Sekretaris Daerah Jateng Sumarno mengatakan, pertumbuhan ekonomi di wilayahnya banyak ditopang oleh sektor konsumsi. Untuk menggenjotnya, butuh banyak kontribusi dari sektor pariwisata.
“Kalau kita ingin ekonomi Jawa Tengah tumbuh, maka harus ada lebih banyak orang datang, makan, belanja, dan menikmati Jawa Tengah. Salah satu pintu masuknya tentu saja wisata,” kata Sumarno saat membuka Gowes Jasirah.
Kegiatan ini merupakan bagian dari rangkaian Road to Jasirah Race 2025, ajang sepeda wisata sejarah yang akan digelar pada Juli 2025 mendatang.
Peserta Gowes Jasirah sekitar 100 orang dari berbagai komunitas sepeda. Mereka menempuh rute 15 kilometer di Kota Semarang, melintasi kawasan Pleburan, MT Haryono, Kota Lama, Titik Nol, Tugu Muda, Banjir Kanal, hingga Sam Poo Kong.
Ia juga menyambut baik upaya mengangkat kembali potensi wisata sejarah di Jawa Tengah melalui kegiatan ini.
“Banyak tempat-tempat bersejarah di Jawa Tengah yang potensinya luar biasa tapi kurang diekspos. Melalui kegiatan ini, kita harap kunjungan wisata bisa meningkat, situs budaya tetap terjaga, dan ekonomi daerah ikut tumbuh,” lanjutnya.

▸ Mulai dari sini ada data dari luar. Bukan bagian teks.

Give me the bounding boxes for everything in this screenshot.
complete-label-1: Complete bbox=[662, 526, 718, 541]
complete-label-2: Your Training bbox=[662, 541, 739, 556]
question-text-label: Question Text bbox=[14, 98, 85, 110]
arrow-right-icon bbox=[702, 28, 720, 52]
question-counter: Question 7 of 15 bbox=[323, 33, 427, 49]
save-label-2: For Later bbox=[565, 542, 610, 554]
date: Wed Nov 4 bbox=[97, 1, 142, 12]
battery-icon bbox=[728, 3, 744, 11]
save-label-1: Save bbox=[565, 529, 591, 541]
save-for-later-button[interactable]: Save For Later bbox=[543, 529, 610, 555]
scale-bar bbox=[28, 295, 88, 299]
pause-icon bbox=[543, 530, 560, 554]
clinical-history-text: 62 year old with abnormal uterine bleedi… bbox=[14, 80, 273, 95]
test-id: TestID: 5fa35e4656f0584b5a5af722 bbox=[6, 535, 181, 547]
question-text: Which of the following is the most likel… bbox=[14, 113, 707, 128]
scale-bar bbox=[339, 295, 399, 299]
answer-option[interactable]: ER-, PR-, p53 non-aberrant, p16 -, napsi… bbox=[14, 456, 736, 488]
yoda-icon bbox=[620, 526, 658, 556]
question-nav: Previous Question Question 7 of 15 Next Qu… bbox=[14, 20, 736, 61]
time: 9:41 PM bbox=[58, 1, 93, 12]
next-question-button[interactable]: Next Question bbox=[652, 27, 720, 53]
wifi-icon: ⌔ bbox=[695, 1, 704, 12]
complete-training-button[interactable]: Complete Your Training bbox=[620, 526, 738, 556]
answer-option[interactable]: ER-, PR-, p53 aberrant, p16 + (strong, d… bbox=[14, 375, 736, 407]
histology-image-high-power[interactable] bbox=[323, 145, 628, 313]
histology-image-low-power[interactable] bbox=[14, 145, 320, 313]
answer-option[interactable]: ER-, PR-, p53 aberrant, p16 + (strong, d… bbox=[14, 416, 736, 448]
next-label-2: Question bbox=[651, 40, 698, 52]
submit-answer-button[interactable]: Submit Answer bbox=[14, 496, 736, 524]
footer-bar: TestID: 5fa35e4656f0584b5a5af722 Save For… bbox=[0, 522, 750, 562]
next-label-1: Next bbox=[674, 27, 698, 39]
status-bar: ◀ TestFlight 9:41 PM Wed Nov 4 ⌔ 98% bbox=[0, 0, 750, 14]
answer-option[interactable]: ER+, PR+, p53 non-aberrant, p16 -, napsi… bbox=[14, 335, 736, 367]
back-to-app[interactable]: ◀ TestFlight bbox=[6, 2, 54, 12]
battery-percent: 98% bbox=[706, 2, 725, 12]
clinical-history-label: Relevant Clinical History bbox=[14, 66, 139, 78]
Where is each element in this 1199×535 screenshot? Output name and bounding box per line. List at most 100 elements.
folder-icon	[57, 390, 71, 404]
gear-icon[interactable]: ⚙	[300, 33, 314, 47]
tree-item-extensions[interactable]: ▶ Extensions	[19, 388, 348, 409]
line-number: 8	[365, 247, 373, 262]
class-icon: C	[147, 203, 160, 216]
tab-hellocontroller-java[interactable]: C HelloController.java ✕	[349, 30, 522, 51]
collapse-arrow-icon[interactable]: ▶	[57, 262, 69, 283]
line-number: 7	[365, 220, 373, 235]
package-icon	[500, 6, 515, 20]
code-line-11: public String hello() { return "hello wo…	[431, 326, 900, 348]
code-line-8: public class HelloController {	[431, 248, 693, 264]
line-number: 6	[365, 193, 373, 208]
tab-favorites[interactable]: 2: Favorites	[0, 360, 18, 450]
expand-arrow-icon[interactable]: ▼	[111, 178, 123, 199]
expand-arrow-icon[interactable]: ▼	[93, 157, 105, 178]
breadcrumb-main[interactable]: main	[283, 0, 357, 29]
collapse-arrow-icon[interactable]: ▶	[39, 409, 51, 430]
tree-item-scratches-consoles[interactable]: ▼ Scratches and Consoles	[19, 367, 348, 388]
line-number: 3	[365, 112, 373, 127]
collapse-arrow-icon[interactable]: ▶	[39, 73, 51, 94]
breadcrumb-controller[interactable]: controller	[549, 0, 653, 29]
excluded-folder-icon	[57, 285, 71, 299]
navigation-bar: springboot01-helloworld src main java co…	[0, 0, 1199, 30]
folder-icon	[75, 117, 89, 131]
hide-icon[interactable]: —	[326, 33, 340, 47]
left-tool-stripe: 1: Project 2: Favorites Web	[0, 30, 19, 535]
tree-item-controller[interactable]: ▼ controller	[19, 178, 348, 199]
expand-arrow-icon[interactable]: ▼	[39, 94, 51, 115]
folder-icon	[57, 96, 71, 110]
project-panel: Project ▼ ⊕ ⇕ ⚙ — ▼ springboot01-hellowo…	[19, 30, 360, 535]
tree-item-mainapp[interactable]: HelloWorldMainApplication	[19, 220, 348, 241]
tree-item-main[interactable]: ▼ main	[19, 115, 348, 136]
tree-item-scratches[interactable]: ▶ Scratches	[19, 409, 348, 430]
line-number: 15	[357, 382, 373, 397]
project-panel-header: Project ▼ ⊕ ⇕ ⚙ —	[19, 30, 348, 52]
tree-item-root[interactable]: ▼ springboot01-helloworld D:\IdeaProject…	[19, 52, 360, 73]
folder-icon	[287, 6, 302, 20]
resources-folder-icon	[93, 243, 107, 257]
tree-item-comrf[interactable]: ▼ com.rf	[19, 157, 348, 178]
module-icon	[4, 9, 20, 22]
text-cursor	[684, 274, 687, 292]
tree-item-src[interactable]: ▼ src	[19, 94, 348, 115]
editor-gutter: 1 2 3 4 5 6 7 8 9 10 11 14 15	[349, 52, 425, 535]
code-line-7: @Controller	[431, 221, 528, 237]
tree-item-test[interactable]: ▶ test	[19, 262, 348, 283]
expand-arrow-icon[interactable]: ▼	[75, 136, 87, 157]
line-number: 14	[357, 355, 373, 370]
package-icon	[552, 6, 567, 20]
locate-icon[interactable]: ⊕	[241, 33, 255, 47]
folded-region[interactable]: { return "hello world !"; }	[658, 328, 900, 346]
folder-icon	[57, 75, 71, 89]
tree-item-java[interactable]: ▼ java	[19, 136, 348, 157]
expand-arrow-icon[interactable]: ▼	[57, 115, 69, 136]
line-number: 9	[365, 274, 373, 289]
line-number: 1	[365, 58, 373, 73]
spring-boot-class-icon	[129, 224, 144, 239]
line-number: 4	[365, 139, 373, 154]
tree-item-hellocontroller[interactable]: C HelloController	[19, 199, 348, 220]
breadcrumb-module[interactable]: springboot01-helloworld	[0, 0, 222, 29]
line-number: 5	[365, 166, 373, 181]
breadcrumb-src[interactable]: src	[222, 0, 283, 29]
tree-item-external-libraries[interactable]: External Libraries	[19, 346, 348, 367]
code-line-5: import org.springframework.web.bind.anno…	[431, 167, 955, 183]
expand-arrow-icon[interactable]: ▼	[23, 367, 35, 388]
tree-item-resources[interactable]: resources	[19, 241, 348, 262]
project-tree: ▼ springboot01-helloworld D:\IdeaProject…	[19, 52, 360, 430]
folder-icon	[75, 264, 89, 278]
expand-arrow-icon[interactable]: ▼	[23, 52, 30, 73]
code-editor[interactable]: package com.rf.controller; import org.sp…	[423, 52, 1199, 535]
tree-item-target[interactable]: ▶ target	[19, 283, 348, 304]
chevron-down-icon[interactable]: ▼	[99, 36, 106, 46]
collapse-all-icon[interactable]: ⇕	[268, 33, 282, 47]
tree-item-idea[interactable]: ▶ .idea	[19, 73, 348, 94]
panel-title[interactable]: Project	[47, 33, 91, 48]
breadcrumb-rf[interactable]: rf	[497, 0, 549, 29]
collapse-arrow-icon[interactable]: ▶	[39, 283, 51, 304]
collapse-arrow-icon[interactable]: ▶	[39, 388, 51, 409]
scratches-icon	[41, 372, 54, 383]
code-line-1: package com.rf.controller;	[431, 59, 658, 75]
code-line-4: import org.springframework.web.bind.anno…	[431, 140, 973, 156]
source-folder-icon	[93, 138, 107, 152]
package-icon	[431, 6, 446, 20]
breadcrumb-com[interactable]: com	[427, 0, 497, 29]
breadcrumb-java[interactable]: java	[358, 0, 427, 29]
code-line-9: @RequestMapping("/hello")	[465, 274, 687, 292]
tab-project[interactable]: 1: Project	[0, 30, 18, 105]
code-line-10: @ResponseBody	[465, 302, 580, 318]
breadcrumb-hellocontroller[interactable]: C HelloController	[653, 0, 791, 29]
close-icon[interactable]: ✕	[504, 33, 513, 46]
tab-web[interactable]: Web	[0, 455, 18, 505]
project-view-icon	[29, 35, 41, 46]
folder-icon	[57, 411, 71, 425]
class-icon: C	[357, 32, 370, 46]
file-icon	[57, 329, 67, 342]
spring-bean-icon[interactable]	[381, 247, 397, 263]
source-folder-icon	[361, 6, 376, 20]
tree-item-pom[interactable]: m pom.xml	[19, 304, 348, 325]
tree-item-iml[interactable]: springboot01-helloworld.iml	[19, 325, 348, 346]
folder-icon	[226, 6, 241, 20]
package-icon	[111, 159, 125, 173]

Baca juga 100 Hari Kerja Luthfi-Yasin, Kolaborasi Antarlini Wujudkan Program Nyata untuk Warga
Menurut Sumarno, kegiatan seperti ini bukan hanya mendukung sektor wisata, tapi juga mengampanyekan kesadaran masyarakat mengenai pola hidup sehat.
Kepala Perwakilan BI Jateng, Rahmat Dwisaputra menambahkan, bahwa Gowes Jasirah merupakan edisi kedua setelah tahun lalu mengangkat tema keliling candi. Kegiatan ini juga menjadi ajang pemanasan menuju Jasirah Race 2025.
Jasirah sendiri adalah aplikasi digital Jejak Wisata Sejarah yang dikembangkan oleh BI Jateng sejak 2022. Aplikasi ini menyajikan informasi tentang destinasi sejarah, pemandu wisata lokal, serta titik-titik UMKM di berbagai wilayah Jawa Tengah.